Research firm Euromonitor reckons that the overall market for baby and child-specific products in India is likely to grow at a compound annual growth rate of 8 percent between 2017 and 2021, making it a `2,940 crore industry by 2021. Over the past few years, the entry of online retailers into the baby care industry—FirstCry, Amazon, Flipkart—has also fuelled growing demand from a new generation of parents.

“Compared to a generation before, many are having kids at a later stage in their lives. And many prefer to have a single child,” says Arvind Singhal, chairman and managing director of consultancy firm Technopak. “That coupled with higher incomes means parents are willing to pay much more for their children and for themselves. The market is growing since India has a high birth rate.” Over 25 million children are born in India every year.

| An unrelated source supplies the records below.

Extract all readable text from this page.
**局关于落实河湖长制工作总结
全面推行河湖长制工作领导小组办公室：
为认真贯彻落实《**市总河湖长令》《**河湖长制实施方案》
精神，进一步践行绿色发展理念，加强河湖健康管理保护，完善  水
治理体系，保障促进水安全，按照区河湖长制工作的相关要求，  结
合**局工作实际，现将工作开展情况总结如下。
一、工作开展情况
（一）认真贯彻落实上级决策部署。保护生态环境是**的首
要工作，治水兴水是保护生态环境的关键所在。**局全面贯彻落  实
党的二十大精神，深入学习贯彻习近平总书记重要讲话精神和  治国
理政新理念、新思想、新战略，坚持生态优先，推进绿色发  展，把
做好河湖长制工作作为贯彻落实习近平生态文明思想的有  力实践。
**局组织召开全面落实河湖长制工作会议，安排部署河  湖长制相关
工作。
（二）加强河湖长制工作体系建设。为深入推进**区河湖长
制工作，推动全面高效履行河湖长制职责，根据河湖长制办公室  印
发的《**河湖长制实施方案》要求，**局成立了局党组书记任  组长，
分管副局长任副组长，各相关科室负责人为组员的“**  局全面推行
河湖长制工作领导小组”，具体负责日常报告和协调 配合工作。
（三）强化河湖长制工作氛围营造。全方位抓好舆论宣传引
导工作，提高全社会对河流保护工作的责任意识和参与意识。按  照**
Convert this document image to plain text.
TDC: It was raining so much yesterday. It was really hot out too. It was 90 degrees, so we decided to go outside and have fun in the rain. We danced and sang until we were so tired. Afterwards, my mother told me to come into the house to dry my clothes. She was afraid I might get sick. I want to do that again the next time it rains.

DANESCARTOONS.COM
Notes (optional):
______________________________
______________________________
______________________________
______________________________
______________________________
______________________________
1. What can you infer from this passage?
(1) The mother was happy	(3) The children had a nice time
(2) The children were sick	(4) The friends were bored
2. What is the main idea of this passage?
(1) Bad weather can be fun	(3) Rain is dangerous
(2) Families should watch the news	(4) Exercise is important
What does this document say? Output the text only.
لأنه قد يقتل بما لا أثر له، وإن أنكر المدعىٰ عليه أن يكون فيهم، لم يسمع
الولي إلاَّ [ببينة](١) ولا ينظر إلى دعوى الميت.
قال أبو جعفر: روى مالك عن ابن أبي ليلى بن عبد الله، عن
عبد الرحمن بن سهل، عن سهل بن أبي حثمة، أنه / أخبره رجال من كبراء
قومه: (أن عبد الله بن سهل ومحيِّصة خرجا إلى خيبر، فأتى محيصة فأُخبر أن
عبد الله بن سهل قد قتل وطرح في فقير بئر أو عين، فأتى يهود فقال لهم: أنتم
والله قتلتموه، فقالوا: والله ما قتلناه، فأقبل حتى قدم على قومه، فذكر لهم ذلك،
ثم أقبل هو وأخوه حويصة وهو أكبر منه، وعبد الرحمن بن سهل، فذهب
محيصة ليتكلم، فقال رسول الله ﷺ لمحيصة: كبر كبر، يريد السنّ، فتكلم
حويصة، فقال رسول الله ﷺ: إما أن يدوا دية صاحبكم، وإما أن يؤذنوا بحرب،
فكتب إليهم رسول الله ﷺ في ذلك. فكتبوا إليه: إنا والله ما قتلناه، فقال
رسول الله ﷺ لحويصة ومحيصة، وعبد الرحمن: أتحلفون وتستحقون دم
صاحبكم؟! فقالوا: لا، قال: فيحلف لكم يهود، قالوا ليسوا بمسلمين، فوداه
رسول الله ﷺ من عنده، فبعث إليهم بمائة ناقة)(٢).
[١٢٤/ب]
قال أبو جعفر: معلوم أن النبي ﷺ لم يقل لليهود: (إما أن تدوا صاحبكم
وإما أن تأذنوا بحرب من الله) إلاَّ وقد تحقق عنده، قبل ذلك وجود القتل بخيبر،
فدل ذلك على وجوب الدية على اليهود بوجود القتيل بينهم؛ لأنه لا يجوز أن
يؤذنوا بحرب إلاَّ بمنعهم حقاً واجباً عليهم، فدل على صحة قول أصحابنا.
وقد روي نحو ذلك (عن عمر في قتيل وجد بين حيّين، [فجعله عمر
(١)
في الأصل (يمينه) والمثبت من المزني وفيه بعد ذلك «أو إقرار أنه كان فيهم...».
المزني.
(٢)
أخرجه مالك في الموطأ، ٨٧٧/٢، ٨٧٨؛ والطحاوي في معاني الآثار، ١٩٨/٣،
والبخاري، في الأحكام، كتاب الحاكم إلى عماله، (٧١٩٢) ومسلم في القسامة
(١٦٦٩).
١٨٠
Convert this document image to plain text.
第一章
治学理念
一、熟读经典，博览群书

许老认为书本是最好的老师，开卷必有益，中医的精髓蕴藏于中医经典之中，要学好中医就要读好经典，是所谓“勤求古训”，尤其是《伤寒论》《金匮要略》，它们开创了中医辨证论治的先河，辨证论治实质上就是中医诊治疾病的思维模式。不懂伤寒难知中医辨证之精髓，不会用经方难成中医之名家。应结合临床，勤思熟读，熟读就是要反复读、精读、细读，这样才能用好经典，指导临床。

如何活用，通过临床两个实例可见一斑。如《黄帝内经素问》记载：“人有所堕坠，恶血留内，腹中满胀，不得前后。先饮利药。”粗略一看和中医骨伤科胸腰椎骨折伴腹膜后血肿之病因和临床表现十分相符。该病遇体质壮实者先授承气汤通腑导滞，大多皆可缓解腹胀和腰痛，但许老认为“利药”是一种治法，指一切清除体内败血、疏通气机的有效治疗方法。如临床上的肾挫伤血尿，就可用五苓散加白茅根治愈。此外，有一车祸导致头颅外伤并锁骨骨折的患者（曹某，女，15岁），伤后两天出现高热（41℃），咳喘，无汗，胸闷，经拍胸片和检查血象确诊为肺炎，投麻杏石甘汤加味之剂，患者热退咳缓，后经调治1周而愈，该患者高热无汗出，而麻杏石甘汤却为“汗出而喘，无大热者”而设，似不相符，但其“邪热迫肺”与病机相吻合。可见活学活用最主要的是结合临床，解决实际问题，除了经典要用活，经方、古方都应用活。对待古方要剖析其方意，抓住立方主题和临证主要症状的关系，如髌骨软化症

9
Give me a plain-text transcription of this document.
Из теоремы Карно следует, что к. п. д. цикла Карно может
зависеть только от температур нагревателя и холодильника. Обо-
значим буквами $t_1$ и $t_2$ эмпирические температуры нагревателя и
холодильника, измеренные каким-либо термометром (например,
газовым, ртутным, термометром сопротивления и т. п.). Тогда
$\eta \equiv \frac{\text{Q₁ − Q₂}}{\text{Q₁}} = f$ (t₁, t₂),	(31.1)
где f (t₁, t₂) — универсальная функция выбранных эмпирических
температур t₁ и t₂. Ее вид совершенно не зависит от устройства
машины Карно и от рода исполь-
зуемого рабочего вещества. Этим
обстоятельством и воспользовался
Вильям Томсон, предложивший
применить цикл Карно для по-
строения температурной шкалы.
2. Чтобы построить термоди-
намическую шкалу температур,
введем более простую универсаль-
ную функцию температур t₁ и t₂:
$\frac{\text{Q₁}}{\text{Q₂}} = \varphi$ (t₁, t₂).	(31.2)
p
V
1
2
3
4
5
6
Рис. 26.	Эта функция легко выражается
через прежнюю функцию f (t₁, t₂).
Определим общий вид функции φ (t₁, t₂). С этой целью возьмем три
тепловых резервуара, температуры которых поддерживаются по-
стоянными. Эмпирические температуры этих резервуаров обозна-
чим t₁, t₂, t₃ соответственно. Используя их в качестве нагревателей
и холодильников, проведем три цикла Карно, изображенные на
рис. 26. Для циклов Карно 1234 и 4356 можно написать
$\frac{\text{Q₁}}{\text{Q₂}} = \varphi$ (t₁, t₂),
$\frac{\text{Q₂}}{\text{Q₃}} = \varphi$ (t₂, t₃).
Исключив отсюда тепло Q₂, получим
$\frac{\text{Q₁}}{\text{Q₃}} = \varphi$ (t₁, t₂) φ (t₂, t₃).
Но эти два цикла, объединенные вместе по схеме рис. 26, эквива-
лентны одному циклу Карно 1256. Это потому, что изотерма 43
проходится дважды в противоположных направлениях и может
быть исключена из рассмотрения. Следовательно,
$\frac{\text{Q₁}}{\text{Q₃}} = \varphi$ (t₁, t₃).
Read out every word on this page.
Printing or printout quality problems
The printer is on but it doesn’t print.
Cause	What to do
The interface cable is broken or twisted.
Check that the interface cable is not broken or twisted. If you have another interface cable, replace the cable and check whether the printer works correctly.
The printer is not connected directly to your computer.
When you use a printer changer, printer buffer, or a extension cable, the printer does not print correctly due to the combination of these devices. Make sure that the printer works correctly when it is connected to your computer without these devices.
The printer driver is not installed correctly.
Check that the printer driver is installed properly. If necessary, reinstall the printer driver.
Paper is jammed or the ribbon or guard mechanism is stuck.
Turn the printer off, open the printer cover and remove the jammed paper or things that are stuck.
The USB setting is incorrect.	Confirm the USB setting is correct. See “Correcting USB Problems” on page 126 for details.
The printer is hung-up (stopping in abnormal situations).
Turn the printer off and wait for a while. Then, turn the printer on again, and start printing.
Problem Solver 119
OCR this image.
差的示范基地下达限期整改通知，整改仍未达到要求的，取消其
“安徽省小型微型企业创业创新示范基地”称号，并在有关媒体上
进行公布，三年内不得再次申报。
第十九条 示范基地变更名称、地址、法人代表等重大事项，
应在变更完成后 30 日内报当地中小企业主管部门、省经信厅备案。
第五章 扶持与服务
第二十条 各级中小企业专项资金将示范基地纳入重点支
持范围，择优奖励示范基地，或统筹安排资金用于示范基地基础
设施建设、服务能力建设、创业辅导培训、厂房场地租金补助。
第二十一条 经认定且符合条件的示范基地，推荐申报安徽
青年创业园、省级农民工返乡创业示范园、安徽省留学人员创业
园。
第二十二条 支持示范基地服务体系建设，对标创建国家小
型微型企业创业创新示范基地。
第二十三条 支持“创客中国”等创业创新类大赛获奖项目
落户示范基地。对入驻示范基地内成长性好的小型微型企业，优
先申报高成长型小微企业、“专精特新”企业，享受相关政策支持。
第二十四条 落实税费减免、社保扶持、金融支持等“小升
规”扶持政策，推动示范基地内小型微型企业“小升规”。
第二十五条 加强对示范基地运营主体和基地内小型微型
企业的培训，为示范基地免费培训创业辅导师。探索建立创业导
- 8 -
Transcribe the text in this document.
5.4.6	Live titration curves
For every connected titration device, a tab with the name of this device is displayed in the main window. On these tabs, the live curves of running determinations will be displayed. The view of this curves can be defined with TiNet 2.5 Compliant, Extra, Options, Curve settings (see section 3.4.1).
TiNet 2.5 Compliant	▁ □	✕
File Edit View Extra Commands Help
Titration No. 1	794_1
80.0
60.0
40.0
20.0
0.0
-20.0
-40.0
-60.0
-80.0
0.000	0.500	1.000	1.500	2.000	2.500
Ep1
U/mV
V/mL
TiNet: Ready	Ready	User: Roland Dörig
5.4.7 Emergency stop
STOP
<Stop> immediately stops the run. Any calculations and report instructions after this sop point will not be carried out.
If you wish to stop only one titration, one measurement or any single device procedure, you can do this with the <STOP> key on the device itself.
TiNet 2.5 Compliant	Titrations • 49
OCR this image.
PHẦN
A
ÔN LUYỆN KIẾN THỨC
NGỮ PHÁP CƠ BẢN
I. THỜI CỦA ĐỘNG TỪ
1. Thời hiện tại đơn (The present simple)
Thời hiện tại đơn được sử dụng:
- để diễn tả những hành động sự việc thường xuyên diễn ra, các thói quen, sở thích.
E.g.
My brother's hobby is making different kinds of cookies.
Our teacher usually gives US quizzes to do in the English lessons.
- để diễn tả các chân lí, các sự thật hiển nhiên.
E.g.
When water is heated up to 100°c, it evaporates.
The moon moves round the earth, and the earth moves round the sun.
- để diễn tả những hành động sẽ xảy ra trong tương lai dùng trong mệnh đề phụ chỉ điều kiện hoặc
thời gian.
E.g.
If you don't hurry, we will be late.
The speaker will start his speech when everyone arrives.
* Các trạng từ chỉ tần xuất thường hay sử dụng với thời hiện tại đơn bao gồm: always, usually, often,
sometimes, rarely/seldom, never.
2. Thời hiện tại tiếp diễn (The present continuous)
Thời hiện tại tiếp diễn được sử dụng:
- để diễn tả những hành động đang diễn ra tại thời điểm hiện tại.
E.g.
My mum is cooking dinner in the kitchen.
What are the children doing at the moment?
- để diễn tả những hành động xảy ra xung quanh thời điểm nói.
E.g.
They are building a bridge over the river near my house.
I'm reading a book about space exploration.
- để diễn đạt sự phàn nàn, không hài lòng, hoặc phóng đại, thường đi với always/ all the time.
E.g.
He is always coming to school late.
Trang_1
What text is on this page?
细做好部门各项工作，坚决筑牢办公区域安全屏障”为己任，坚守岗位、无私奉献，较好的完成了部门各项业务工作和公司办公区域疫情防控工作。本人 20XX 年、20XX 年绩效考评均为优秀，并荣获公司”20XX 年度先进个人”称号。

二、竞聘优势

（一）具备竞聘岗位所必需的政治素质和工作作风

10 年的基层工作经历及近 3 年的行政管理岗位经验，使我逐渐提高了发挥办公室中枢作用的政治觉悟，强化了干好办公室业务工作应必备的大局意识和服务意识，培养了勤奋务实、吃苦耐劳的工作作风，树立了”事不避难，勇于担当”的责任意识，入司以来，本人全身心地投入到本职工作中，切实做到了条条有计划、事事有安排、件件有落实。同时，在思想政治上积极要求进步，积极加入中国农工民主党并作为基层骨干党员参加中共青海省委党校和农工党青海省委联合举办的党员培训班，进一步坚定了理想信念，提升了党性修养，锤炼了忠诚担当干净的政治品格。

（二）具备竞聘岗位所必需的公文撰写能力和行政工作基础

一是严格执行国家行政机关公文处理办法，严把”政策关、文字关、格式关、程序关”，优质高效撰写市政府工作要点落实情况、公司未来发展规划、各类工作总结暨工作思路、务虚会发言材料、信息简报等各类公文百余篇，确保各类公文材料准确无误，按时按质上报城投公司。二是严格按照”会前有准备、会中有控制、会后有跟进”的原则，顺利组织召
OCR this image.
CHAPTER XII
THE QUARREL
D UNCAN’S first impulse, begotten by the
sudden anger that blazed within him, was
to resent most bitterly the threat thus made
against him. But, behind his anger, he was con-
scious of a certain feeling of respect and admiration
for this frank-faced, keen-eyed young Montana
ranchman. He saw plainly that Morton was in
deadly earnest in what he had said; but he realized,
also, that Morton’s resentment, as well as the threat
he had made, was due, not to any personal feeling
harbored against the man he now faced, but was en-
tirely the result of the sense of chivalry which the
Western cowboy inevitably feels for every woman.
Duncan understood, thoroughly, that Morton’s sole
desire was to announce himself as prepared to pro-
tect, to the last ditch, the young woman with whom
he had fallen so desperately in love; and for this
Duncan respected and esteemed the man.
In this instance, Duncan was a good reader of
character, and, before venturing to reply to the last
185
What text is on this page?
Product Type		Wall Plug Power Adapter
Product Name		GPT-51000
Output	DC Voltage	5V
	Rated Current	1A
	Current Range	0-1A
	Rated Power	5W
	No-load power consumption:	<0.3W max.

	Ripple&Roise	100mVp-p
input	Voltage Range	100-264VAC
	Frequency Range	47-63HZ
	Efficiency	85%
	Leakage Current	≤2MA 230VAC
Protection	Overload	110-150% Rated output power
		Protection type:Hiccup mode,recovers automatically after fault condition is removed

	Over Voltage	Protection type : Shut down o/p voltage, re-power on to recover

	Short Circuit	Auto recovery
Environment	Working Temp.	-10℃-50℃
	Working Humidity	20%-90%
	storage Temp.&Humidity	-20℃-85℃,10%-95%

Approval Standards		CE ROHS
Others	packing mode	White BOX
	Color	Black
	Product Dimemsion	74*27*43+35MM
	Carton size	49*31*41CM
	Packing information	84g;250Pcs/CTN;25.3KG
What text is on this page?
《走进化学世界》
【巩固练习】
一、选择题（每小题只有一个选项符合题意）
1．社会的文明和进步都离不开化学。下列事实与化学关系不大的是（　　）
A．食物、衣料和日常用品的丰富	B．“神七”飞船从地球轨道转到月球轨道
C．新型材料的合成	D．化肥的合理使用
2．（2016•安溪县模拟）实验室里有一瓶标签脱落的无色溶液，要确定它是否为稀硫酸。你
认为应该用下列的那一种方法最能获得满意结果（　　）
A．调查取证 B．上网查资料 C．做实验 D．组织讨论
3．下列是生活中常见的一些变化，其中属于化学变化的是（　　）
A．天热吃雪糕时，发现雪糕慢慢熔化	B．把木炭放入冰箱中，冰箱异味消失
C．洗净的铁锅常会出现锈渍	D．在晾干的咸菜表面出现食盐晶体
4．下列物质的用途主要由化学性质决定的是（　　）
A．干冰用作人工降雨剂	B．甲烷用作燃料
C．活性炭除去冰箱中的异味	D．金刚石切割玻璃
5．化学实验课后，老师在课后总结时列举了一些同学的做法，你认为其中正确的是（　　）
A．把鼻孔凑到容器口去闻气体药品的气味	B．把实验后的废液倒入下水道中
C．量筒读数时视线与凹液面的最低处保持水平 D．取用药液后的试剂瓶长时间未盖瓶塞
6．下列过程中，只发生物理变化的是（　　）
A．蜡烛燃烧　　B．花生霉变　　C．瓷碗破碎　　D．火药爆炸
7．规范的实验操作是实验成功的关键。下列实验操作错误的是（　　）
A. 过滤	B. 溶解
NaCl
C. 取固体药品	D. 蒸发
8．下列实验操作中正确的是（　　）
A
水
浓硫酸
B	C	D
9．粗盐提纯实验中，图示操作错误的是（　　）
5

Singhal agrees that there is a huge market, but is sceptical about the growth opportunities. “$1 million in funding is hardly anything in the Indian ecosystem,” he says. “Also, there is no real vacuum in the market. Companies like J&J have been in India for three or four generations. And now, imported products aren’t too difficult to get in India. Hence, I am not certain how much success these companies can find.”

Established companies, however, have been ramping up their premium products. Last year, J&J (India) and HUL both introduced premium products, Aveeno and Dove, to offer lotions, creams, soaps, shampoos, and body washes for babies.

But Varun continues to believe in the premise of his venture. “We are at least 50 percent cheaper than imported products, even though we are more expensive than mass-market products. But then, we provide toxin-free products,” he says.  

And he might be right. After all, to rephrase Spock, ‘parents know best’.